After a thought experiment I was able to determine the meaning of "billion":
- It can be said that there are one thousand million (1,000,000,000)
- It can be said that there are ten thousand million (10,000,000,000)
- It can be said that there are one hundred thousand million (100,000,000,000)
But it cannot be said that there are a million million (1,000,000,000,000), it is said that there is a "billion".
- Then, there may be a million billion (1,000,000,000,000,000,000)
But there cannot be a billion billion (1,000,000,000,000,000,000,000,000), it is said that there is a "trillion"
- Then, there may be a million trillion (1,000,000,000,000,000,000,000,000,000,000)
- There may be a billion trillion (1,000,000,000,000,000,000,000,000,000,000,000,000)
But there cannot be a trillion trillion (1,000,000,000,000,000,000,000,000,000,000,000,000,000,000,000,000), you say "quadrillion", and so on...
Translating this with the google translator has been hell, every time I typed "one thousand million" and "million x" it translated into "billion", and every time I typed "billion", it translated into "trillion".
I just skipped the sequence: one thousand billion, ten
thousand billion, one hundred thousand billion so as not to lengthen my comment and I did it by jumping to the millions directly.
Google translator makes a creeper with the "billions", read my comment in english.
This article reminded me of true atomic wristwatches [0]. If precision gets good enough one day, you could get a synced pair and give one to a friend and compare after the years who has relativistically aged faster :)
Stand-up Maths did a really good (and quite self-deprecating) video of both the Special Theory of Relativity the General Theory of Relativity and how they explain time dilation that helped my brain make sense of what it was having a hard time understanding.
I've had people incredulous at time dilation effects in relativity. I give them the example of this having been directly measured in the 70's. There, they put one clock in the lab and another on a jet and flew it around a bit.

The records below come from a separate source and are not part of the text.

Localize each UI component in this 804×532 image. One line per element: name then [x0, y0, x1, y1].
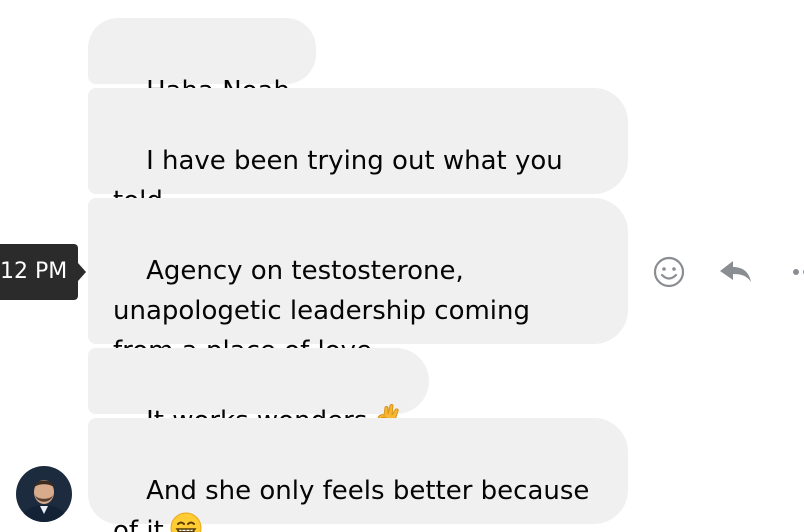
message-bubble[interactable]: It works wonders [88, 348, 430, 436]
tooltip-arrow [78, 263, 86, 281]
message-thread: Haha Noah I have been trying out what yo… [0, 0, 804, 532]
grinning-face-emoji [170, 512, 202, 532]
reply-icon[interactable] [716, 252, 756, 292]
timestamp-tooltip: 12 PM [0, 244, 78, 300]
avatar[interactable] [16, 466, 72, 522]
timestamp-text: 12 PM [0, 259, 68, 284]
message-bubble[interactable]: I have been trying out what you told me … [88, 88, 628, 256]
message-bubble[interactable]: And she only feels better because of it [88, 418, 628, 532]
message-bubble[interactable]: Haha Noah [88, 18, 316, 106]
more-icon[interactable] [786, 252, 804, 292]
message-bubble-hovered[interactable]: Agency on testosterone, unapologetic lea… [88, 198, 628, 366]
react-icon[interactable] [650, 252, 690, 292]
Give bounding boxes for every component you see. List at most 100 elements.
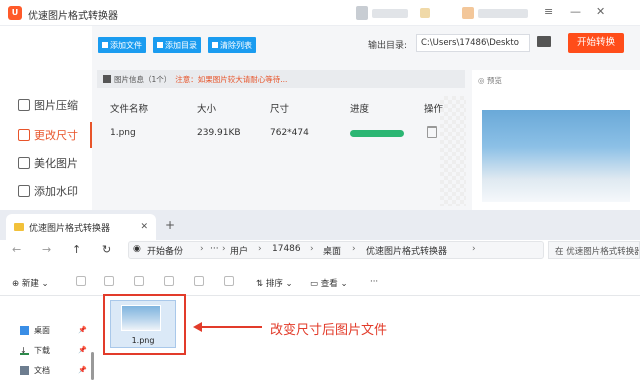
add-dir-label: 添加目录 [165, 40, 197, 50]
title-bar: U 优速图片格式转换器 ≡ — ✕ [0, 0, 640, 26]
add-dir-button[interactable]: 添加目录 [153, 37, 201, 53]
share-icon[interactable] [194, 276, 204, 286]
breadcrumb-folder[interactable]: 优速图片格式转换器 [366, 244, 447, 257]
desktop-icon [20, 326, 29, 335]
start-convert-button[interactable]: 开始转换 [568, 33, 624, 53]
back-icon[interactable]: ← [12, 243, 21, 256]
download-icon: ↓ [20, 346, 29, 355]
view-button[interactable]: ▭ 查看 ⌄ [310, 277, 348, 289]
pin-icon[interactable]: 📌 [78, 346, 87, 354]
col-header-name: 文件名称 [110, 104, 149, 115]
breadcrumb-sep: › [222, 244, 226, 254]
explorer-tab[interactable]: 优速图片格式转换器 ✕ [6, 214, 156, 240]
transparency-pattern [440, 96, 466, 206]
beautify-icon [18, 157, 30, 169]
breadcrumb-desktop[interactable]: 桌面 [323, 244, 341, 257]
clear-icon [212, 42, 218, 48]
account-name [478, 9, 528, 18]
preview-label-text: 预览 [486, 76, 502, 85]
sidebar-item-compress[interactable]: 图片压缩 [0, 92, 92, 118]
nav-item-desktop[interactable]: 桌面 [20, 325, 50, 336]
tab-title: 优速图片格式转换器 [29, 223, 111, 234]
highlight-box [103, 294, 186, 355]
user-avatar[interactable] [356, 6, 368, 20]
paste-icon[interactable] [134, 276, 144, 286]
trash-icon[interactable] [427, 126, 437, 138]
preview-image [482, 110, 630, 202]
sort-icon: ⇅ [256, 279, 266, 289]
preview-label: ◎ 预览 [478, 75, 502, 86]
nav-label: 文档 [34, 366, 50, 375]
document-icon [20, 366, 29, 375]
active-indicator [90, 122, 92, 148]
breadcrumb-backup[interactable]: 开始备份 [147, 244, 183, 257]
sidebar-item-label: 更改尺寸 [34, 129, 78, 142]
info-warning: 注意：如果图片较大请耐心等待... [175, 74, 288, 84]
breadcrumb-sep: › [352, 244, 356, 254]
col-header-progress: 进度 [350, 104, 370, 115]
output-path-field[interactable]: C:\Users\17486\Deskto [416, 34, 530, 52]
new-tab-button[interactable]: + [165, 218, 175, 232]
nav-scrollbar[interactable] [91, 352, 94, 380]
info-bar: 图片信息（1个） 注意：如果图片较大请耐心等待... [97, 70, 465, 88]
add-file-label: 添加文件 [110, 40, 142, 50]
up-icon[interactable]: ↑ [72, 243, 81, 256]
app-title: 优速图片格式转换器 [28, 11, 118, 22]
breadcrumb-more[interactable]: ··· [210, 244, 219, 254]
nav-item-downloads[interactable]: ↓ 下载 [20, 345, 50, 356]
output-dir-label: 输出目录: [368, 41, 408, 51]
file-name-cell: 1.png [110, 128, 136, 138]
close-tab-icon[interactable]: ✕ [140, 222, 148, 232]
resize-icon [18, 129, 30, 141]
forward-icon[interactable]: → [42, 243, 51, 256]
nav-label: 下载 [34, 346, 50, 355]
copy-icon[interactable] [104, 276, 114, 286]
sidebar-item-label: 美化图片 [34, 157, 78, 170]
info-label: 图片信息（1个） [114, 74, 172, 84]
image-icon [103, 75, 111, 83]
sort-button[interactable]: ⇅ 排序 ⌄ [256, 277, 293, 289]
view-label: 查看 [320, 279, 338, 289]
pin-icon[interactable]: 📌 [78, 366, 87, 374]
sidebar-item-resize[interactable]: 更改尺寸 [0, 122, 92, 148]
breadcrumb-users[interactable]: 用户 [230, 244, 248, 257]
sort-label: 排序 [265, 279, 283, 289]
minimize-icon[interactable]: — [570, 5, 581, 18]
add-folder-icon [157, 42, 163, 48]
search-input[interactable]: 在 优速图片格式转换器 [548, 241, 640, 259]
new-button[interactable]: ⊕ 新建 ⌄ [12, 277, 49, 289]
delete-icon[interactable] [224, 276, 234, 286]
more-button[interactable]: ··· [370, 277, 378, 287]
close-icon[interactable]: ✕ [596, 5, 605, 18]
sidebar-item-label: 图片压缩 [34, 99, 78, 112]
folder-icon[interactable] [537, 36, 551, 47]
clear-list-button[interactable]: 清除列表 [208, 37, 256, 53]
sidebar-item-beautify[interactable]: 美化图片 [0, 150, 92, 176]
account-info [372, 9, 408, 18]
new-label: 新建 [21, 279, 39, 289]
col-header-size: 大小 [197, 104, 217, 115]
watermark-icon [18, 185, 30, 197]
sidebar-item-watermark[interactable]: 添加水印 [0, 178, 92, 204]
rename-icon[interactable] [164, 276, 174, 286]
badge-icon-2 [462, 7, 474, 19]
breadcrumb-sep: › [200, 244, 204, 254]
menu-icon[interactable]: ≡ [544, 5, 553, 18]
nav-label: 桌面 [34, 326, 50, 335]
refresh-icon[interactable]: ↻ [102, 243, 111, 256]
app-logo-icon: U [8, 6, 22, 20]
nav-item-documents[interactable]: 文档 [20, 365, 50, 376]
pin-icon[interactable]: 📌 [78, 326, 87, 334]
breadcrumb-userid[interactable]: 17486 [272, 244, 301, 254]
new-icon: ⊕ [12, 279, 22, 289]
annotation-text: 改变尺寸后图片文件 [270, 323, 388, 338]
file-size-cell: 239.91KB [197, 128, 241, 138]
add-file-button[interactable]: 添加文件 [98, 37, 146, 53]
add-file-icon [102, 42, 108, 48]
clear-list-label: 清除列表 [220, 40, 252, 50]
breadcrumb-sep: › [310, 244, 314, 254]
preview-icon: ◎ [478, 76, 487, 85]
cut-icon[interactable] [76, 276, 86, 286]
annotation-arrow [200, 326, 262, 328]
sidebar-item-label: 添加水印 [34, 185, 78, 198]
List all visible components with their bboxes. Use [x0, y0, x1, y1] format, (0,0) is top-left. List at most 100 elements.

There is something about weed that can slow down time, but your ability to learn is hindered too. Question is, how to slow down time and be able to learn a language overnight..
You guys are so boring. I was referring to a joke which tells that when science discovers a way to extract energy out of irregularities in spacetime manifold, the reactor would still boil water to make electricity.
Remember how there was a thought experiment where you couldn't tell the difference between accelerating at 1G in an elevator, or being in a 1g gravity field?
If the elevator is more than a few CM taller than the clocks, now you can. Bolt one to the floor, the other to the ceiling.
If they run at the same rate, it's 1g acceleration. If there is the predicted difference, you're in a 1g field.
Nowhere, i.e. if you are in the falling elevator the tennis balls will fall downwards if it's uniform but any real gravitational field (apart from something of infinite radius) will make them converge gradually towards eachother as they fall towards the CoG
Nowhere in the real world, but that’s okay since we are dealing with thought experiments. An infinite plane of mass is roughly what you’d need so that the contributions of each element add up to a uniform field.
Nowhere. Gravity is just inherently radial. (But if you have a very large spread it can look fairly uniform, of course. Especially if your measure of “flat” is actually curved to the same radius.)
That time is not constant on a scale that lets us measure it from space vs the earth much less from upstairs to downstairs is somehow deeply unsettling. If you're traveling at 10 m/s as you go out of the gravity well you go faster and faster because time speeds up, but your velocity per unit time stays the same.
Something that is really hard for my brain to wrap around in any meaningful way.
During some radio work this became actually a thing in that if you're doing time-of-flight measurements of originating RF energy and one receiver is in a platform flying above and one is on the ground, at high time resolutions you start having to correct for difference in the rate of time. This is definitely something you have to do if you want to get really accurate time from GPS satellites. So freaky it hurts.